PLEDGE AGREEMENT dated as of July 1, 2020, by and among PG&E Corporation, a California corporation (the “Pledgor”), JPMorgan Chase Bank, N.A., as collateral agent (in such capacity, together with its successors and assigns in such capacity, the “Collateral Agent”) for the Secured Parties (as defined below), JPMorgan Chase Bank, N.A., as the Revolving Administrative Agent (as defined below), JPMorgan Chase Bank, N.A., as the Term Administrative Agent (as defined below), The Bank of New York Mellon Trust Company, N.A., as Initial Notes Trustee (as defined below), and the other Secured Representatives (as defined below) from time to time party hereto. Capitalized terms used in this Agreement and not otherwise defined in Section 1.02 below shall have the meanings specified in the Revolving Credit Agreement (as defined below).
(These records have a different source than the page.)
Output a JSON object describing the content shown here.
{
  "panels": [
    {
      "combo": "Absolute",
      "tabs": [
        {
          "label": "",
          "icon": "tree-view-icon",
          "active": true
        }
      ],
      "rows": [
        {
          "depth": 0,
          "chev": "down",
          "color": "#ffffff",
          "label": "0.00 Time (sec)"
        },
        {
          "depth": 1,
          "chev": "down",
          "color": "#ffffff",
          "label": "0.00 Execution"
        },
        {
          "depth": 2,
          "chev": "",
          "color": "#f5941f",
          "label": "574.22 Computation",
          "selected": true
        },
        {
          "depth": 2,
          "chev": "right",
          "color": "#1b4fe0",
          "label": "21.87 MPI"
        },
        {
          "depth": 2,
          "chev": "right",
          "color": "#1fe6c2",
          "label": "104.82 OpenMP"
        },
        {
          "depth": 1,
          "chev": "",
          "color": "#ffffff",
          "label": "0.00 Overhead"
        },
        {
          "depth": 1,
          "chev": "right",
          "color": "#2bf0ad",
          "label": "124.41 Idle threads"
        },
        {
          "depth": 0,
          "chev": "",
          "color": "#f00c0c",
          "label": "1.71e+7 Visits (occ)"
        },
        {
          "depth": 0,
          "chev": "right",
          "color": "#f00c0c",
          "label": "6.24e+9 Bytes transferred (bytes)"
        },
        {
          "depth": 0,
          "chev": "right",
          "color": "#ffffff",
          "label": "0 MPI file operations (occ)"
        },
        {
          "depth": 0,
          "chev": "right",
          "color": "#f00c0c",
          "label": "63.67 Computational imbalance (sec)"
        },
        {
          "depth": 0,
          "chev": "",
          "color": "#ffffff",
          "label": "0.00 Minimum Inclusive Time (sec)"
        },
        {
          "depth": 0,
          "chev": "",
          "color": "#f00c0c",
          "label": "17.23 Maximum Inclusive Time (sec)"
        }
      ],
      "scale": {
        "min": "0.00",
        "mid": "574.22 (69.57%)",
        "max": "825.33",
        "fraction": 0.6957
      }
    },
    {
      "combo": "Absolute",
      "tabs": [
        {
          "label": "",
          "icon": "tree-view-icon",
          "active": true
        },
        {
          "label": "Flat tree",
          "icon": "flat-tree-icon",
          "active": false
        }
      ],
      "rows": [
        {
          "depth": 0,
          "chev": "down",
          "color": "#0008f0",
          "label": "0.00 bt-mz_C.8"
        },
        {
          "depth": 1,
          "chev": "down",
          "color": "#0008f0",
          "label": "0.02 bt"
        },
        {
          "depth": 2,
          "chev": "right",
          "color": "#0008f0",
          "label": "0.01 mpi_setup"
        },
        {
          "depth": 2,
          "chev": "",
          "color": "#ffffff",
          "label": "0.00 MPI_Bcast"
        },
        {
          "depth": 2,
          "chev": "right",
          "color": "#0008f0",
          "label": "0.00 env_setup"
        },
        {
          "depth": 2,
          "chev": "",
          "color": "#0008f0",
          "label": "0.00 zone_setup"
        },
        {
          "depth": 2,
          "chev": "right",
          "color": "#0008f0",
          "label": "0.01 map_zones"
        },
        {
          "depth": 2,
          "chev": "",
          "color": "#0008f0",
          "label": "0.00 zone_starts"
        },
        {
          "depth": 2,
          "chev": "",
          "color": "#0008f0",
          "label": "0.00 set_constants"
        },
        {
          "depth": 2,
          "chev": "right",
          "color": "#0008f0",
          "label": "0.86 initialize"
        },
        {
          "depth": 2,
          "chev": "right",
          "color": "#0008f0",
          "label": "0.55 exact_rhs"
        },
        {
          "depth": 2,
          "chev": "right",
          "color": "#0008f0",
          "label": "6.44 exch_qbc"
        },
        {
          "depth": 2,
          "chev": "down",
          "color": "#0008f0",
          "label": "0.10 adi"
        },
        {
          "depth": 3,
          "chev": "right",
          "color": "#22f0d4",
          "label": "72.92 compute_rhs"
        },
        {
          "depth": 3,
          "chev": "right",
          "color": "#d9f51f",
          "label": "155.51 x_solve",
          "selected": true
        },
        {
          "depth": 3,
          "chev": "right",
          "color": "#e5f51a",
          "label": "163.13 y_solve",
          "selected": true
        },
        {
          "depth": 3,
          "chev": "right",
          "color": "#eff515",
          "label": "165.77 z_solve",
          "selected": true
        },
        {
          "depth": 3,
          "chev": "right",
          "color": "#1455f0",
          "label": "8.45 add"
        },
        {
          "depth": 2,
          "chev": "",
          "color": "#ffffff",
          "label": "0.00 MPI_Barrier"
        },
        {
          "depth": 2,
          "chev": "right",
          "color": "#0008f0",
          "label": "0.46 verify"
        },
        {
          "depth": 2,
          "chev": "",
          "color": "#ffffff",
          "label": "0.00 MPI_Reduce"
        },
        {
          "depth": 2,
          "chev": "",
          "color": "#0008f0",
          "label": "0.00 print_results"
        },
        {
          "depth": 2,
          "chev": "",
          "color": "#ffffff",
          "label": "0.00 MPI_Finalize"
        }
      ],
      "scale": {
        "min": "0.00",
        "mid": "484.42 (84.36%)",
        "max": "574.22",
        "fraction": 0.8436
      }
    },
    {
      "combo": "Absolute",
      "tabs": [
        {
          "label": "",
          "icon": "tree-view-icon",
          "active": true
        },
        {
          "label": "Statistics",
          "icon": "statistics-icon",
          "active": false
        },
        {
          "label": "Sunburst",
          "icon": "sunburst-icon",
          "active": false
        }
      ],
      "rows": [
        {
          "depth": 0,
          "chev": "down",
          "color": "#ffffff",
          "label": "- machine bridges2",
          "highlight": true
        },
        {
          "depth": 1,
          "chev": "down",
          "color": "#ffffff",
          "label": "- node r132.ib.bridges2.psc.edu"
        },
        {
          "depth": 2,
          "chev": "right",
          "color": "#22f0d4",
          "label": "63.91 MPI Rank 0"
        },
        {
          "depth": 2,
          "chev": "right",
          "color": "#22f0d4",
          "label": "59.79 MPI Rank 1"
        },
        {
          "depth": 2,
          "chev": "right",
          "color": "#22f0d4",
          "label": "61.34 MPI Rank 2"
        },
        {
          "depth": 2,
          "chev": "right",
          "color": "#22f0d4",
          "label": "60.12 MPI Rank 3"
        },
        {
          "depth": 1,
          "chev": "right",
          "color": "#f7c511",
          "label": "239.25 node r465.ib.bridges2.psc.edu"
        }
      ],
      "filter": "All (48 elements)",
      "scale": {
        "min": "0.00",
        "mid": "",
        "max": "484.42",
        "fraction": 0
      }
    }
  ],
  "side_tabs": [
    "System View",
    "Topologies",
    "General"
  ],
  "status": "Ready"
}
WHEREAS, the Pledgor, JPMorgan Chase Bank, N.A., as administrative agent (in such capacity, together with its successors and assigns in such capacity, the “Revolving Administrative Agent”), the lenders party thereto, and the Collateral Agent have entered into that certain Credit Agreement, dated as of the date hereof (as the same may be amended, restated, supplemented or otherwise modified from time to time, the “Revolving Credit Agreement”), pursuant to which the lenders party thereto have agreed to provide a revolving credit facility to the Pledgor;
WHEREAS, the Pledgor, JPMorgan Chase Bank, N.A., as administrative agent (in such capacity, together with its successors and assigns in such capacity, the “Term Administrative Agent”), the lenders party thereto, and the Collateral Agent have entered into that certain Credit Agreement, dated as of June 23, 2020 (as the same may be amended, restated, supplemented or otherwise modified from time to time, the “Term Credit Agreement”), pursuant to which the lenders party thereto advanced term loans to the Pledgor in an aggregate face amount equal to $2,750,000,000;
WHEREAS, the Pledgor and The Bank of New York Mellon Trust Company, N.A., as trustee (in such capacity, together with its successors and assigns in such capacity, the “Initial Notes Trustee”), have entered into that certain Indenture, dated as of June 23, 2020 (as the same may be amended, restated, supplemented or otherwise modified from time to time, the “Initial Notes Indenture”), pursuant to which the Pledgor may, from time to time, issue debt securities in one or more series;
WHEREAS, pursuant to the Revolving Credit Agreement, the Term Credit Agreement and the Initial Notes Indenture, the Pledgor is required to enter into this Agreement; and
WHEREAS, the Pledgor will receive substantial benefits from the execution and delivery of the Revolving Credit Agreement, the Term Credit Agreement and the Initial Notes Indenture.